Sarah Sobonya says unschooling led to creativity

When I look back on our eight years of unschooling, what strikes me most is how much fun we’ve had. I never expected unschooling to be so much fun. In a way, it’s been a kind of an endless summer: eight years of watching Rain follow her whims and her dreams and of learning and growing alongside her.

With unschooling, no two days are the same. Some days we rise late and spend the day puttering around the house, maybe baking pancakes and reading together, gardening or watching movies. Other days we’re up early and off to museums or classes or berry-picking or visits with friends.

Although we rarely spend an entire day together anymore, I think I spend more time with her than do most parents of teens. I really enjoy hearing her ideas and insights and jokes, and just being with her. In my very biased opinion, she’s a pretty wonderful person.

Most of the time, I don’t think in terms of traditional academics at all.

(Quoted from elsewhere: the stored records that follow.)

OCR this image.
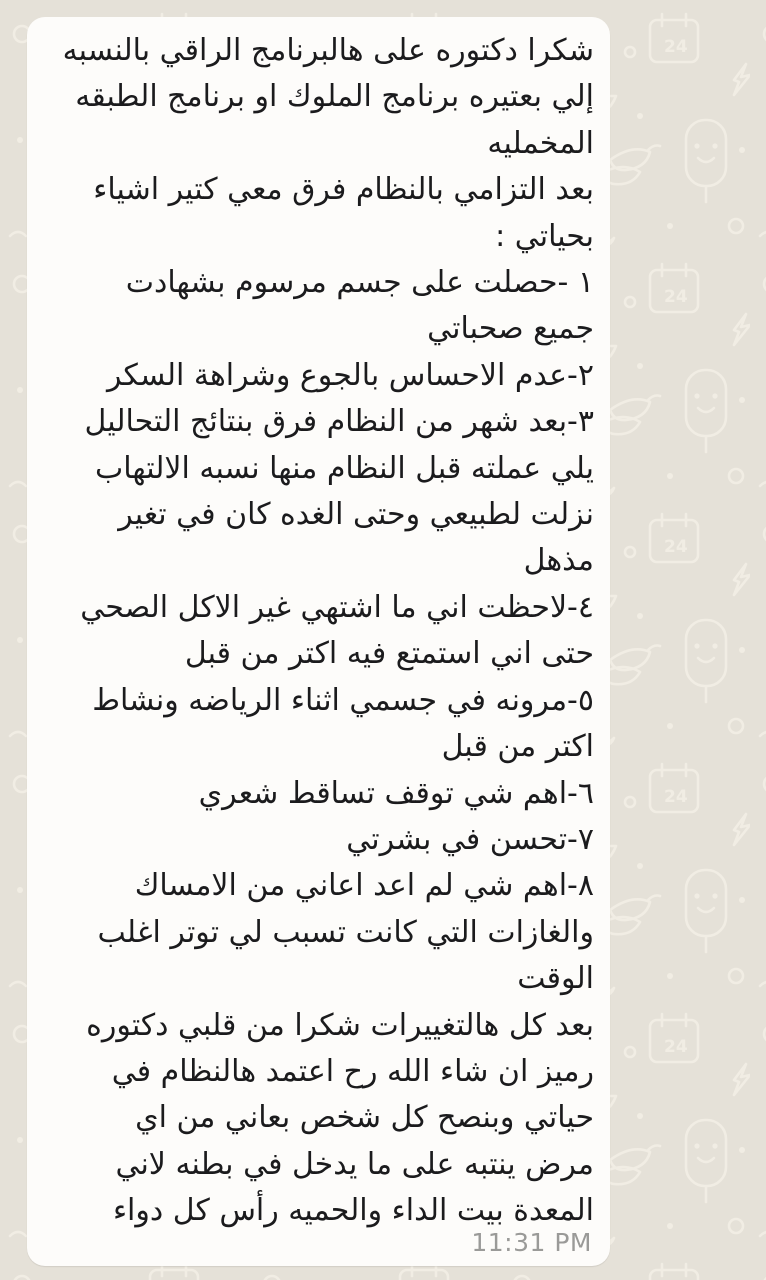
شكرا دكتوره على هالبرنامج الراقي بالنسبه
إلي بعتيره برنامج الملوك او برنامج الطبقه
المخمليه
بعد التزامي بالنظام فرق معي كتير اشياء
بحياتي :
١ -حصلت على جسم مرسوم بشهادت
جميع صحباتي
٢-عدم الاحساس بالجوع وشراهة السكر
٣-بعد شهر من النظام فرق بنتائج التحاليل
يلي عملته قبل النظام منها نسبه الالتهاب
نزلت لطبيعي وحتى الغده كان في تغير
مذهل
٤-لاحظت اني ما اشتهي غير الاكل الصحي
حتى اني استمتع فيه اكتر من قبل
٥-مرونه في جسمي اثناء الرياضه ونشاط
اكتر من قبل
٦-اهم شي توقف تساقط شعري
٧-تحسن في بشرتي
٨-اهم شي لم اعد اعاني من الامساك
والغازات التي كانت تسبب لي توتر اغلب
الوقت
بعد كل هالتغييرات شكرا من قلبي دكتوره
رميز ان شاء الله رح اعتمد هالنظام في
حياتي وبنصح كل شخص بعاني من اي
مرض ينتبه على ما يدخل في بطنه لاني
المعدة بيت الداء والحميه رأس كل دواء
11:31 PM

When Rain was younger, schooled children would sometimes quiz her on the things they were learning in their classes, like multiplication facts or spelling words. They would forecast a lifetime of doom and gloom for her, and sometimes she would come home upset and determined to master the skills the schooled kids were working on.

I walked a fine line, trying to support in achieving her stated goals while pointing out the things that she knew that most kids didn’t, and gently sharing my conviction that learning things on her own timetable didn’t mean she would never learn them, if she needed to know them.

When she was 10 or so, her hitherto almost nonexistent writing skills blossomed, and within a year she was keeping a blog or two and writing beautiful stories. A couple of years later, she wrote a thoughtful essay requesting a scholarship to a summer program and was awarded the highest amount possible.

It didn’t matter at all that when she was 9, she would have struggled to write a simple paragraph. Her writing score on the SAT she took as an eighth-grader was well above that achieved by the average college-bound high school senior. She wrote when she was ready, and she enjoyed it, and I enjoyed bearing witness to the process.

There’s an idea among some people that home schooling parents need to know everything their children will learn, or they’ll need to hire a tutor for those topics. I haven’t found this to be true. Learning occurs independently of teaching most of the time, and most of what I know was never explicitly taught to me.

Indeed, I’m often surprised by what Rain knows. Through books, television, radio, talking with people, Internet browsing, classes, live lectures and perhaps osmosis, she’s acquired a rich tapestry of background knowledge and an impressive skill base. The availability of resources for learning in today’s world is amazing to me, and Rain has learned to maneuver this world with dexterity and grace.

I’m always here if she needs me, but I would never want to be her only source of information. I like that she can explore the world and make her own choices. She doesn’t always agree with me, and I think that’s a good thing.

I don’t consider unschooling to be a sacrifice on my part but an active negotiation between the two of us. In our family, we pull together, and unschooling is just an extension of that. Since Rain was born, I’ve always either worked or been a student or both, and I’ve tried to apply the principles of unschooling to my life as well as Rain’s.

I do the things that I want to do, and I truly enjoy all facets of my life (well, except housework!). I feel so fortunate that Rain and I are able to live this way.